Manova Partners, an international real estate investment manager, takes stock of the year 2025. In total, the company achieved a transaction volume of EUR 535 million. Of this, at around EUR 225 million, just over 40 percent was attributable to acquisitions and around EUR 312 million to sales. A total of eight properties were sold, with the focus on office and logistics properties in the USA. A large part of the acquisitions can be traced back to two large-volume properties in the USA and Poland. The acquisition in Warsaw is the “Vibe A” office property in the City Center West submarket, while the US property is a mixed-use property in Silicon Valley in California. The purchase price will continue in 2026. In the first three months of the year, acquisitions worth EUR 187 million were already concluded or are at an advanced stage of acquisition negotiations.

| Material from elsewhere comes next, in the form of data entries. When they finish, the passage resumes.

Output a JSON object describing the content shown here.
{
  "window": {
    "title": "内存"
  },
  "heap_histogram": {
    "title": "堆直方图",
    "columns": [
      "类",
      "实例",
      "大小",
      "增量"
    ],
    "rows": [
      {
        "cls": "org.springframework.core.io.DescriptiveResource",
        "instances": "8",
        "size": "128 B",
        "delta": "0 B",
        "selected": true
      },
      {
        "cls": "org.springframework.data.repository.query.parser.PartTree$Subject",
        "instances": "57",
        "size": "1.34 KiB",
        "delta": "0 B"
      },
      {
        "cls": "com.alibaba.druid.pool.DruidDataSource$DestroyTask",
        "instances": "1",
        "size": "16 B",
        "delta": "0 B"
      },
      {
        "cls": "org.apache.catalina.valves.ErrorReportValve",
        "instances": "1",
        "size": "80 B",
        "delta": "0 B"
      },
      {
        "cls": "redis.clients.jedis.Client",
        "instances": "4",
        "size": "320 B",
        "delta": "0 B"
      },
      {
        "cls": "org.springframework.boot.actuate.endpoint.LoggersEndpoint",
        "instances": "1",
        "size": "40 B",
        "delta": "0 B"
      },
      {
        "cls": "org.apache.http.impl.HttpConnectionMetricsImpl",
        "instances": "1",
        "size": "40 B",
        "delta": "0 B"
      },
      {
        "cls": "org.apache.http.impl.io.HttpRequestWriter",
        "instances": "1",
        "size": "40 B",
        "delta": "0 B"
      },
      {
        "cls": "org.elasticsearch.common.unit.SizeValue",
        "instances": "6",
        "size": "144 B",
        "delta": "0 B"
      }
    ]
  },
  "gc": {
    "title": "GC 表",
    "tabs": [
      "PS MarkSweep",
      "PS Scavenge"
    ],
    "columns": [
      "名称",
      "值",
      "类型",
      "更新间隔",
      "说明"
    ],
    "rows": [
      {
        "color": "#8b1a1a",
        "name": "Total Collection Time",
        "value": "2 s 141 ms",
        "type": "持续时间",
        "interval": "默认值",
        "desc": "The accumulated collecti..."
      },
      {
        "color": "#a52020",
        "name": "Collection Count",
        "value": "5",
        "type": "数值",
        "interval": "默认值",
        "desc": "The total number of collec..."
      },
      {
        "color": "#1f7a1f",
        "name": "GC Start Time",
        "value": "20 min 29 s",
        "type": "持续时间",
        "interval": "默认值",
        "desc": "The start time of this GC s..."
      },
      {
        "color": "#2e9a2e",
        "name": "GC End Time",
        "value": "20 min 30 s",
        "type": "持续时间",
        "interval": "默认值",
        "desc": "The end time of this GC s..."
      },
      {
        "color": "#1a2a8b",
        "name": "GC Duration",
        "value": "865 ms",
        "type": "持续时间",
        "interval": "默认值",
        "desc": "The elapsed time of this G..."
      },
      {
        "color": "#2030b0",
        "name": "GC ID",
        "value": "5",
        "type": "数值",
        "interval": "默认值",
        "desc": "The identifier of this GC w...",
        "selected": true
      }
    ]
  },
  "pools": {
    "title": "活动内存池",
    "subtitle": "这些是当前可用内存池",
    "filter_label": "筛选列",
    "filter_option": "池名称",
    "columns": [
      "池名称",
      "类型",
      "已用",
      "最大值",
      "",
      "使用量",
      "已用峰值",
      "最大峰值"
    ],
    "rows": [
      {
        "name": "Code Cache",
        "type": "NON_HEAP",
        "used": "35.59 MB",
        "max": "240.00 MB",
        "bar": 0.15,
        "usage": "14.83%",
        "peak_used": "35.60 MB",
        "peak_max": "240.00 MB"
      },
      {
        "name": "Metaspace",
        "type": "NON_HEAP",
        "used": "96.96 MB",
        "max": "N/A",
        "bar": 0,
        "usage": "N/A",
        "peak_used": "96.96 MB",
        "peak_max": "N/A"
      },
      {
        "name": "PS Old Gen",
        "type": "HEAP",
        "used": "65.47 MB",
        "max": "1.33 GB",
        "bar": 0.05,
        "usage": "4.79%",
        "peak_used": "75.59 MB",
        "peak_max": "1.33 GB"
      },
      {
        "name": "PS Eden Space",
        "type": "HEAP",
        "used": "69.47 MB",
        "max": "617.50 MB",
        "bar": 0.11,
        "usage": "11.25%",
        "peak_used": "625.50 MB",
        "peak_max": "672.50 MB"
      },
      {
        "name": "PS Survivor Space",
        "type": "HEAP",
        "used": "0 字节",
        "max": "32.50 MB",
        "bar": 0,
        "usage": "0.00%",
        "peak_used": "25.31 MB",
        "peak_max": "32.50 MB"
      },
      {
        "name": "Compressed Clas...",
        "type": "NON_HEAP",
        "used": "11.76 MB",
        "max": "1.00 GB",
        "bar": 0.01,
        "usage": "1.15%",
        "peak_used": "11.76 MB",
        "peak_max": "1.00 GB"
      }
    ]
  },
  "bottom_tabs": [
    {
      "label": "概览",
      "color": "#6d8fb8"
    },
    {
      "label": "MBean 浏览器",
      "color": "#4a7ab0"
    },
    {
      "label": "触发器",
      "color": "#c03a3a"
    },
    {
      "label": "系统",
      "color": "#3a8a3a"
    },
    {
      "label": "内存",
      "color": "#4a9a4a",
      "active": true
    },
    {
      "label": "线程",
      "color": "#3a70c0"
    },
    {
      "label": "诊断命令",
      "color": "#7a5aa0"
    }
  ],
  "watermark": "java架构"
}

At the same time, the focus was on working on the existing portfolio. A total of 2025 new lettings for around 410,000 square metres were concluded. Of this, 255,000 square metres are in Europe, around 87,000 in Latin America and around 72,400 in the USA. The portfolio’s occupancy rate reached around 93 percent at the end of 2025. Manova was also active on the financing side of the portfolio: a total of 13 financings worth around EUR 530 million were completed or extended in 2025. Assets under management stood at EUR 10.4 billion at the end of 2025.
Florian Winkle, Co-CEO of Manova Partners, comments: “In 2025, our focus was on transactions. We have taken advantage of existing opportunities in the interests of our investors and divested ourselves of office properties and logistics properties. Demand was particularly high for our logistics properties and we were able to achieve good prices. In 2026, we want to be more on the buyer side again.”
Looking ahead to the new year, Christian Göbel, Co-CEO of Manova Partners, says: “Our strategic focus continues to be on logistics properties in Europe and Mexico. Above all, we want to drive the growth of our European logistics real estate fund. In addition, we plan to take advantage of cyclical opportunities in the office segment worldwide. As an admixture, data centers in Europe are also possible for us. We are currently intensively screening the market here. We find the Nordics particularly attractive as locations.”
In addition, the asset management division for third parties is to be expanded in the new year. “We see a great demand here. In challenging times, the demand for professional support in real estate management increases,” comments Göbel.